Venture Capitalists Have Expectations – Be Aware of Them for Increased Chance of Success

If you are new to entrepreneurship there’s a good chance you will be surprised to learn that venture capitalists have expectations that you must meet and not the other way around. You are caught up in your vision for a new service or product or business expansion and think everyone should be as excited as you about the plans. The lenders, on the other hand, are interested in the return on investment. Though applying for funding through any type of lender has similar steps, there are differences when applying for private funding such as that offered by venture capital investors.

A good example is the fact venture capitalists, angel investors, equity partners and other private lenders can establish all of the lending terms which may or may not fit traditional lending practices. Just like an entrepreneur is innovative, so are capitalists who are looking for exceptional returns on their money. A bank may ask for 5 times returns within the lending period while the venture capitalist may ask for as much as 10 times.

Meeting requirements requires being fully prepared to present a business plan that truthfully shows revenues and expenses. The investor is looking for realism in projections and will be looking at the projections in terms of the likelihood the investment returns projected are reasonable. To determine if the numbers are realistic, the investor will consider the management experience, past successes or failures of the existing company or other enterprises the entrepreneur has been involved in, and the investment return period.

If you can answer the many questions the venture capitalist will have with realistic responses there is a good chance that business funding will become available. It is important for the investor and the business to be compatible too. Like any good negotiation process, the investor and entrepreneur will have to come to agreement on specific funding terms. The terms will be laid out in term sheets that will include a statement of business valuation.

Once the term sheets are completed, negotiations for business loans or investments become a matter of agreeing on final details like where the money will be deposited and so on.

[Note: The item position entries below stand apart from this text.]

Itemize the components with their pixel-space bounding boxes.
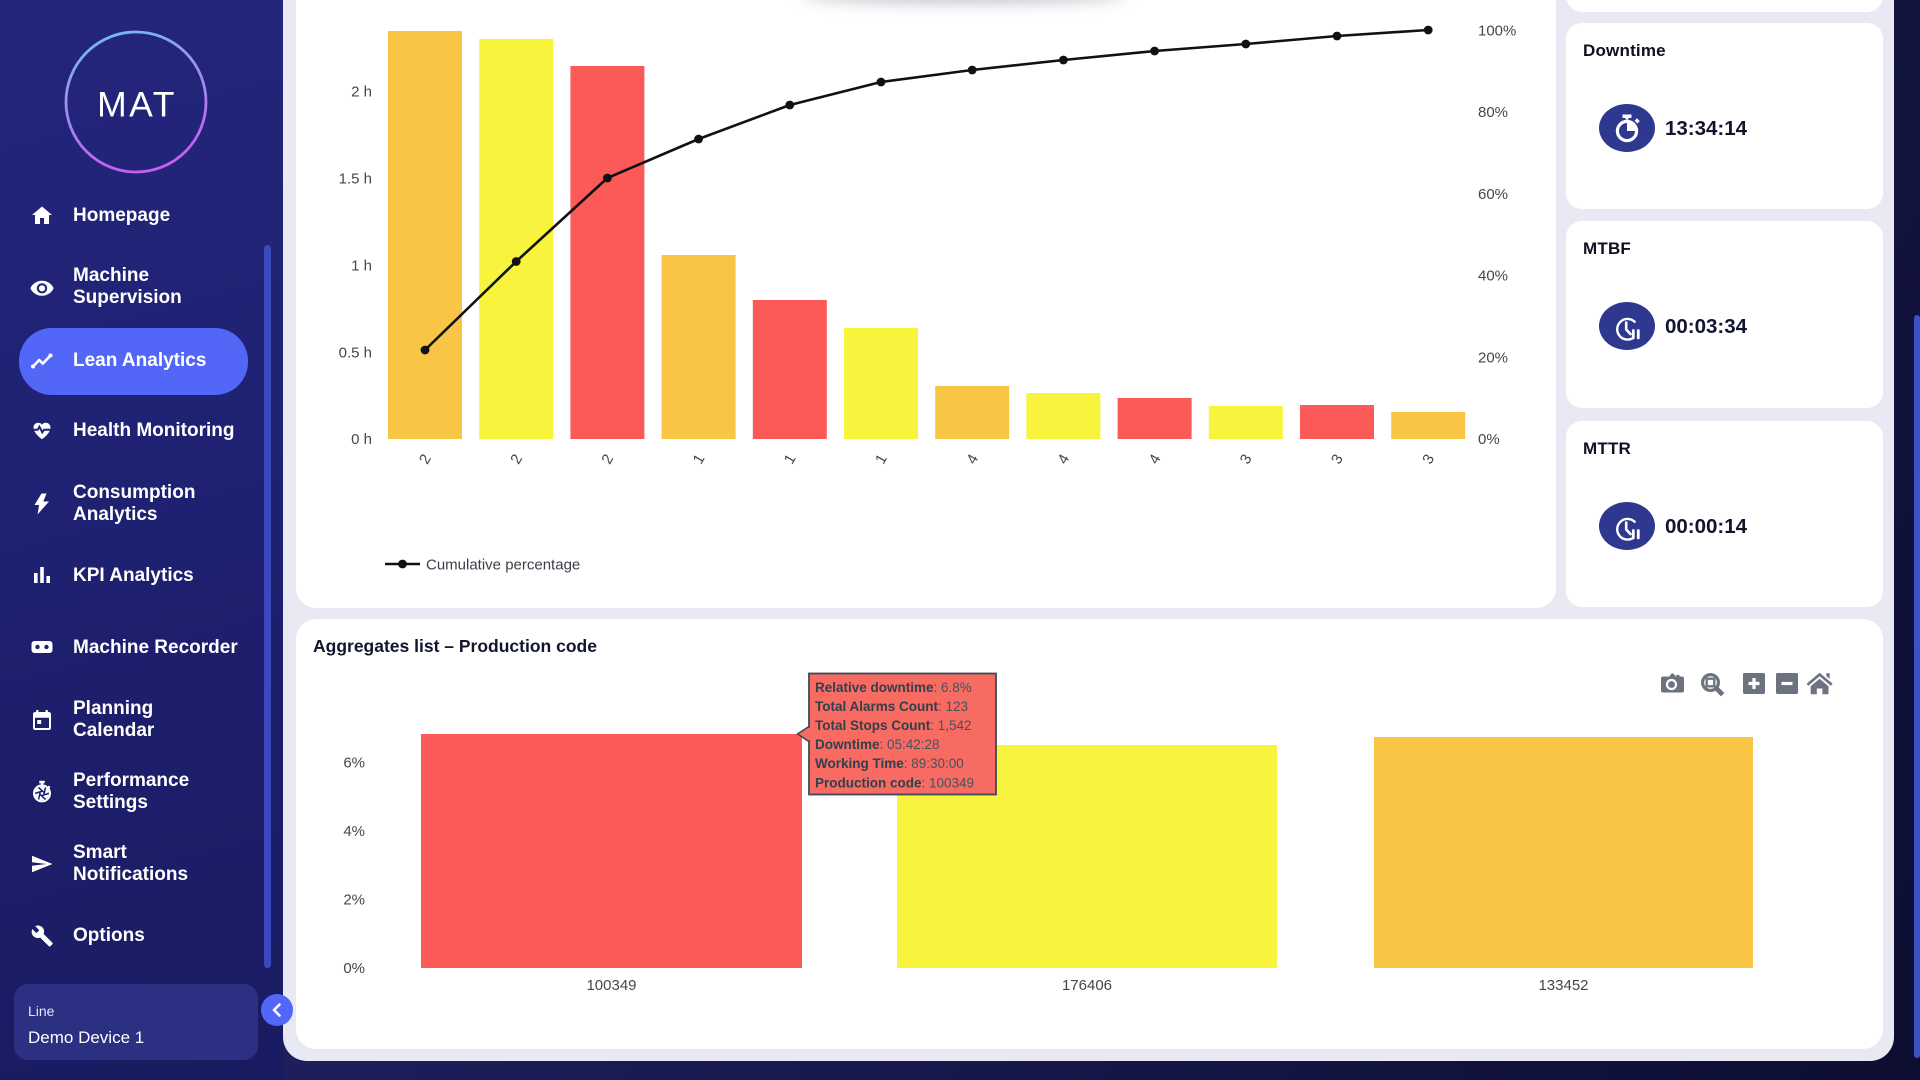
svg-text:133452: 133452	[1538, 977, 1588, 994]
svg-text:1: 1	[872, 451, 891, 467]
svg-text:Relative downtime: 6.8%: Relative downtime: 6.8%	[815, 680, 972, 695]
svg-text:Production code: 100349: Production code: 100349	[815, 775, 974, 790]
svg-text:Working Time: 89:30:00: Working Time: 89:30:00	[815, 756, 964, 771]
svg-text:4: 4	[963, 451, 982, 467]
svg-text:3: 3	[1328, 451, 1347, 467]
svg-text:100%: 100%	[1478, 22, 1516, 39]
svg-text:2: 2	[507, 451, 526, 467]
svg-text:100349: 100349	[586, 977, 636, 994]
svg-text:80%: 80%	[1478, 104, 1508, 121]
svg-text:Total Alarms Count: 123: Total Alarms Count: 123	[815, 699, 968, 714]
svg-text:4: 4	[1146, 451, 1165, 467]
svg-text:0%: 0%	[343, 960, 365, 977]
svg-text:2: 2	[598, 451, 617, 467]
svg-text:3: 3	[1419, 451, 1438, 467]
svg-text:MAT: MAT	[97, 85, 177, 125]
svg-text:2%: 2%	[343, 892, 365, 909]
svg-text:4: 4	[1054, 451, 1073, 467]
svg-text:0 h: 0 h	[351, 431, 372, 448]
svg-text:1: 1	[690, 451, 709, 467]
svg-text:20%: 20%	[1478, 349, 1508, 366]
svg-text:1 h: 1 h	[351, 257, 372, 274]
svg-text:176406: 176406	[1062, 977, 1112, 994]
svg-text:1: 1	[781, 451, 800, 467]
svg-text:40%: 40%	[1478, 268, 1508, 285]
svg-text:4%: 4%	[343, 823, 365, 840]
svg-text:Downtime: 05:42:28: Downtime: 05:42:28	[815, 737, 940, 752]
svg-text:2 h: 2 h	[351, 84, 372, 101]
svg-text:6%: 6%	[343, 754, 365, 771]
svg-text:60%: 60%	[1478, 186, 1508, 203]
svg-text:Total Stops Count: 1,542: Total Stops Count: 1,542	[815, 718, 972, 733]
svg-text:0%: 0%	[1478, 431, 1500, 448]
svg-text:0.5 h: 0.5 h	[339, 344, 372, 361]
svg-text:1.5 h: 1.5 h	[339, 171, 372, 188]
svg-text:2: 2	[416, 451, 435, 467]
svg-text:Cumulative percentage: Cumulative percentage	[426, 557, 580, 574]
svg-text:3: 3	[1237, 451, 1256, 467]
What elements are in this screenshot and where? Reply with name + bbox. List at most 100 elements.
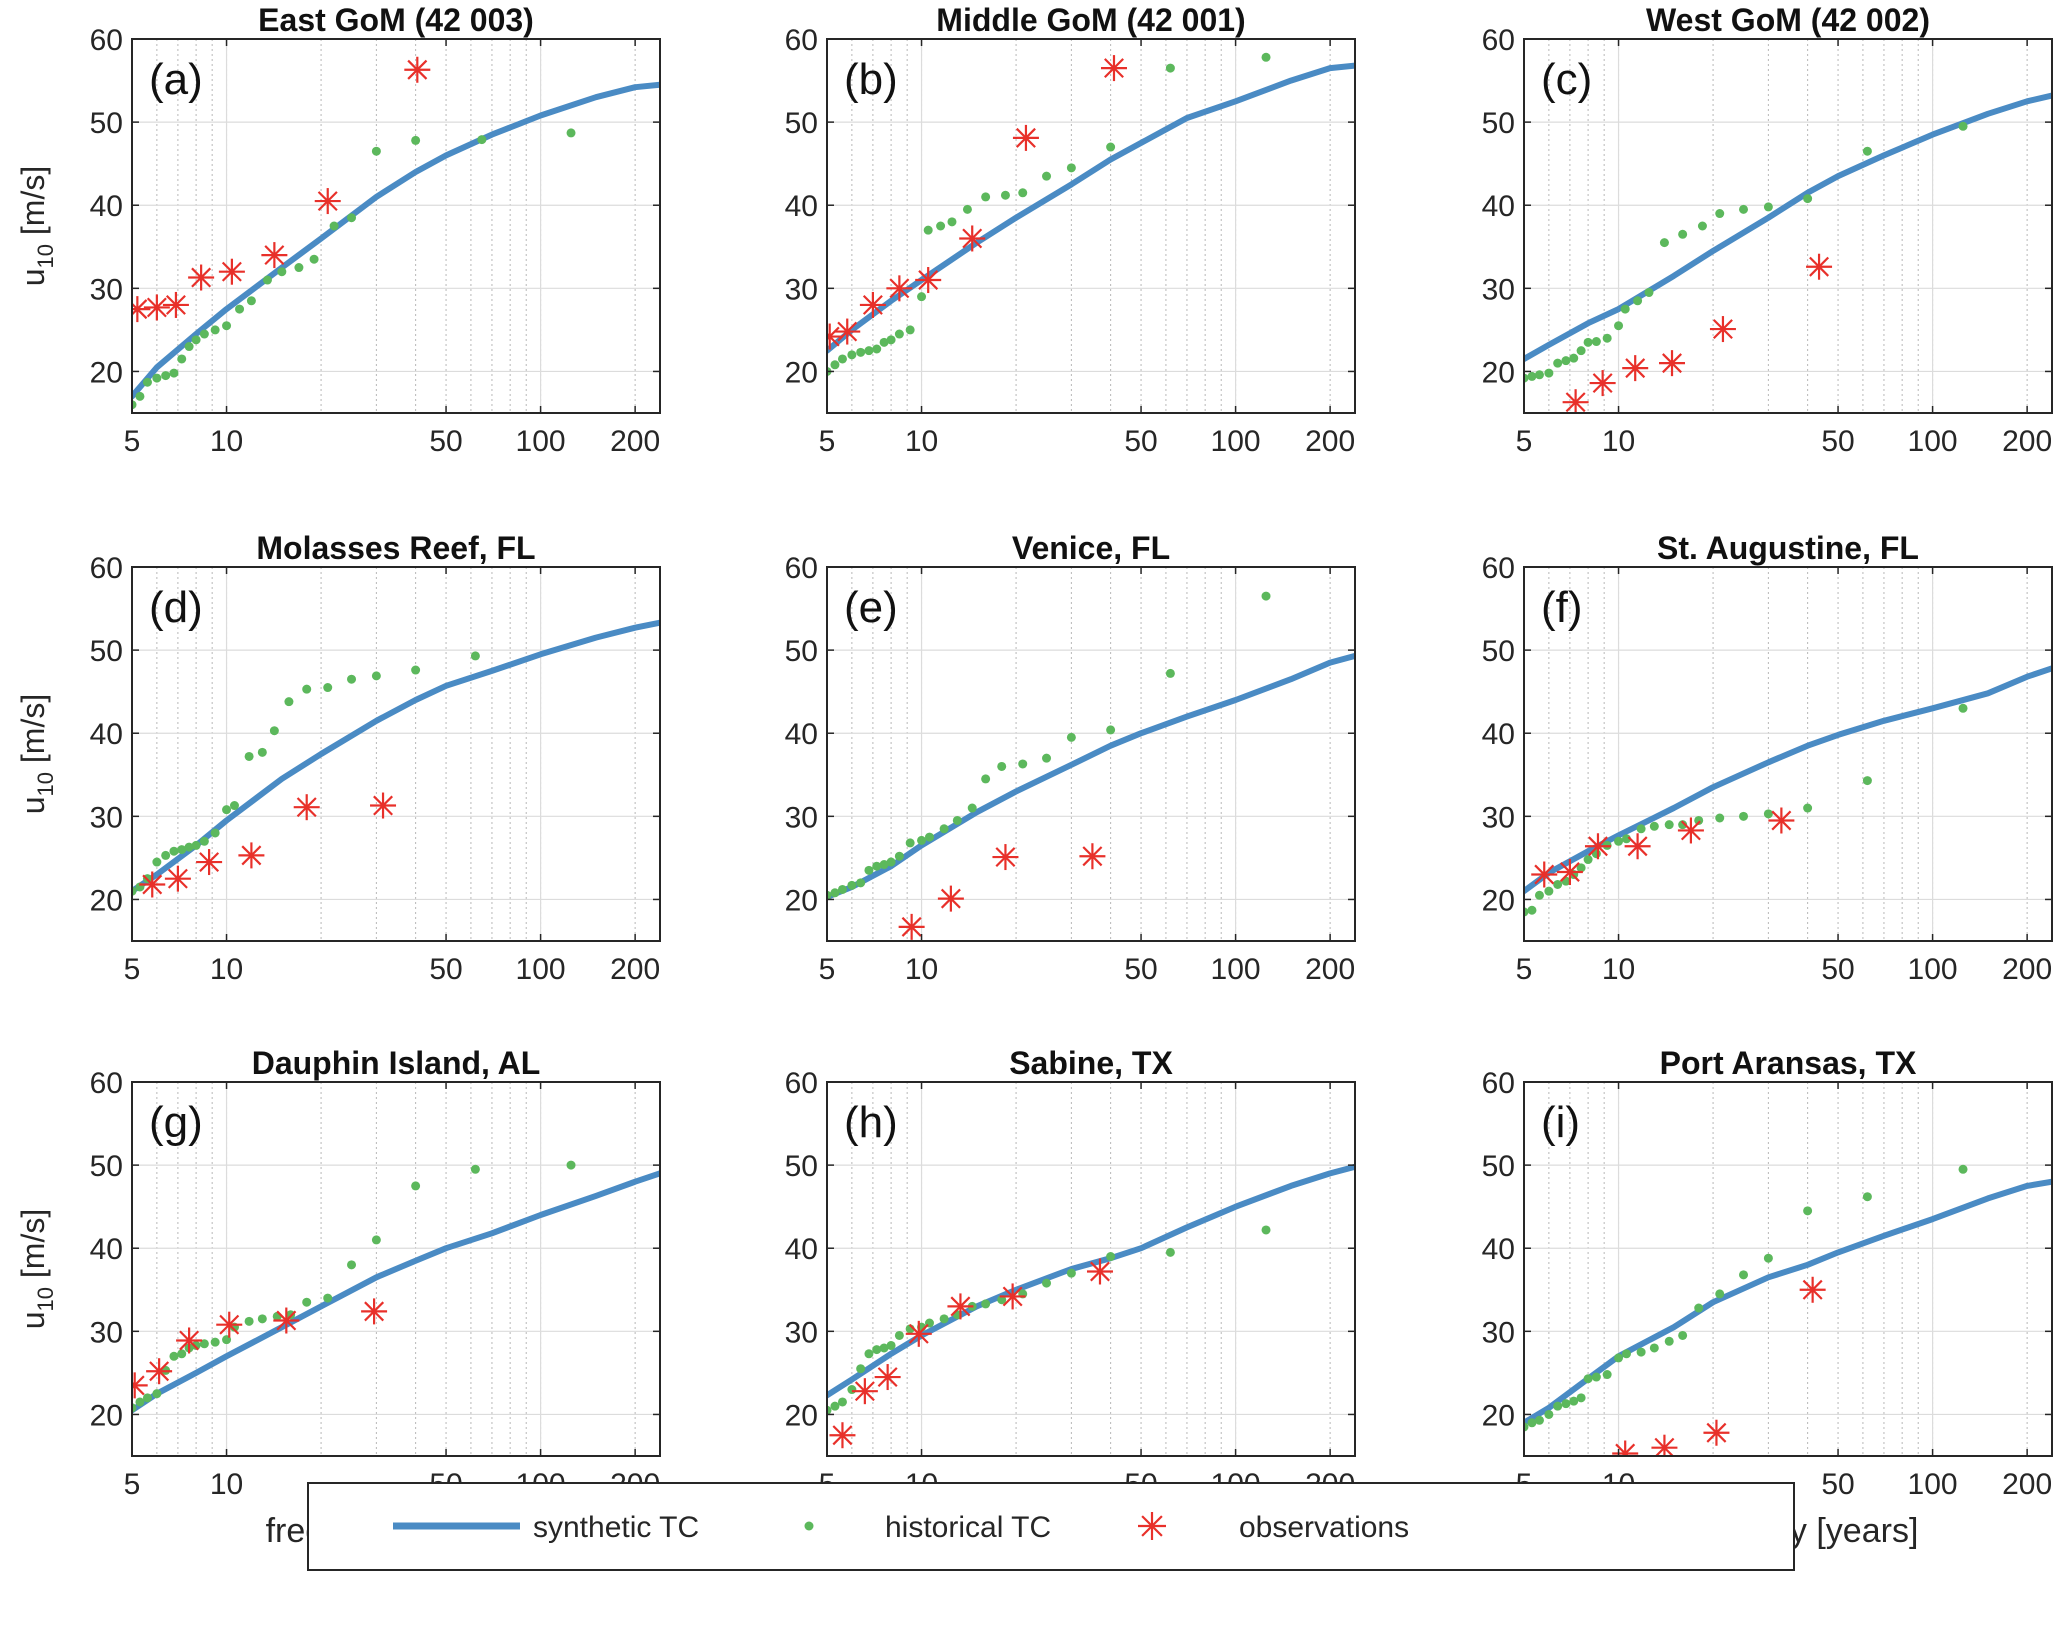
panel-label: (a) [149,55,203,104]
y-axis-label: u10 [m/s] [15,166,58,287]
observation-point [188,264,215,291]
y-tick-label: 40 [90,718,123,751]
historical-point [1602,333,1612,343]
observation-point [937,885,964,912]
historical-point [917,835,927,845]
historical-point [210,325,220,335]
historical-point [152,857,162,867]
historical-point [246,296,256,306]
observation-point-stroke [179,1330,200,1351]
historical-point [879,860,889,870]
x-tick-label: 50 [429,953,462,986]
historical-point [939,824,949,834]
chart-title: West GoM (42 002) [1646,2,1930,38]
observation-point-stroke [241,845,262,866]
historical-point [894,1330,904,1340]
observation-point-stroke [132,1375,145,1390]
observation-point-stroke [221,261,242,282]
data-layer [132,619,660,898]
x-tick-label: 10 [210,425,243,458]
historical-point [1524,907,1529,917]
y-tick-label: 40 [785,718,818,751]
historical-point [1621,1349,1631,1359]
historical-point [199,329,209,339]
observation-point-stroke [296,797,317,818]
axes-box [826,566,1356,942]
observation-point [959,225,986,252]
observation-point-stroke [1625,358,1646,379]
chart-title: Port Aransas, TX [1660,1045,1917,1081]
historical-point [997,761,1007,771]
x-tick-label: 5 [124,1468,141,1501]
data-layer [132,1160,660,1414]
observation-point-stroke [862,294,883,315]
data-layer [1524,665,2052,917]
chart-title: East GoM (42 003) [258,2,534,38]
x-tick-label: 50 [1821,1468,1854,1501]
historical-point [1763,1253,1773,1263]
observation-point-stroke [1015,127,1036,148]
historical-point [152,373,162,383]
observation-point [139,871,166,898]
observation-point-stroke [940,888,961,909]
x-tick-label: 50 [429,425,462,458]
observation-point-stroke [364,1301,385,1322]
historical-point [1763,202,1773,212]
historical-point [257,747,267,757]
historical-point [1620,304,1630,314]
chart-title: Dauphin Island, AL [252,1045,541,1081]
x-tick-label: 100 [1211,953,1261,986]
observation-point-stroke [1621,1443,1636,1456]
observation-point [1079,843,1106,870]
historical-point [830,1401,840,1411]
historical-point [1042,1278,1052,1288]
historical-point [161,371,171,381]
historical-point [347,674,357,684]
y-tick-label: 20 [785,884,818,917]
observation-point [1806,253,1833,280]
panel-label: (h) [844,1098,898,1147]
axes-box [826,38,1356,414]
legend-synthetic-label: synthetic TC [533,1511,699,1544]
observation-point-stroke [1712,319,1733,340]
observation-point [1677,817,1704,844]
historical-point [1697,221,1707,231]
observation-point [314,188,341,215]
historical-point [894,329,904,339]
panel-label: (b) [844,55,898,104]
observation-point-stroke [1592,373,1613,394]
historical-point [1583,1374,1593,1384]
x-tick-label: 5 [1516,425,1533,458]
chart-panel-a: 5 10 50 100 200 20 30 40 50 60 East GoM (42 003) (a… [15,2,661,458]
historical-point [830,888,840,898]
x-tick-label: 5 [819,425,836,458]
observation-point [261,242,288,269]
historical-point [1583,855,1593,865]
x-tick-label: 100 [1908,953,1958,986]
historical-point [1649,821,1659,831]
historical-point [1803,803,1813,813]
historical-point [1042,171,1052,181]
historical-point [894,851,904,861]
observation-point [1612,1440,1639,1456]
historical-point [856,878,866,888]
historical-point [1042,753,1052,763]
y-tick-label: 20 [785,356,818,389]
observation-point-stroke [1090,1261,1110,1282]
observation-point [404,56,431,83]
historical-point [244,1316,254,1326]
historical-point [309,254,319,264]
historical-point [229,801,239,811]
y-tick-label: 30 [1482,801,1515,834]
historical-point [967,803,977,813]
synthetic-line [132,1170,660,1414]
historical-point [329,221,339,231]
legend-asterisk-shape-stroke [1141,1515,1163,1537]
historical-point [847,1385,857,1395]
historical-point [1644,287,1654,297]
y-tick-label: 60 [785,1067,818,1100]
historical-point [302,684,312,694]
observation-point-stroke [995,847,1016,868]
observation-point [238,842,265,869]
historical-point [1561,356,1571,366]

The Sweet and Sour of Deal Making

A mismatched pairing can occur when the business plan does not correctly explain the business model. Attract the wrong type of investor for your proposal and it won’t take long for the negotiation process to sour. Investors who discover the true business is different from the business plan presentation during final negotiations can put a halt to the discussions.

In other words, don’t try to hide anything the investors should know about including growth plans, market niche, product designs and even staffing plans. Any one of these issues could have a significant impact on negotiations and that means the venture capitalists have a right to know.

Valuing the Business

There are plenty of investment negotiations that fall apart at an end stage of the process only because new information comes to light. In addition, the entrepreneur and the venture capitalists must come to agreement on the value of the business. Usually, business valuation is equal to the amount of discounted cash flow plus the residual business value. The cash flows will be projected through the investment period described in the terms.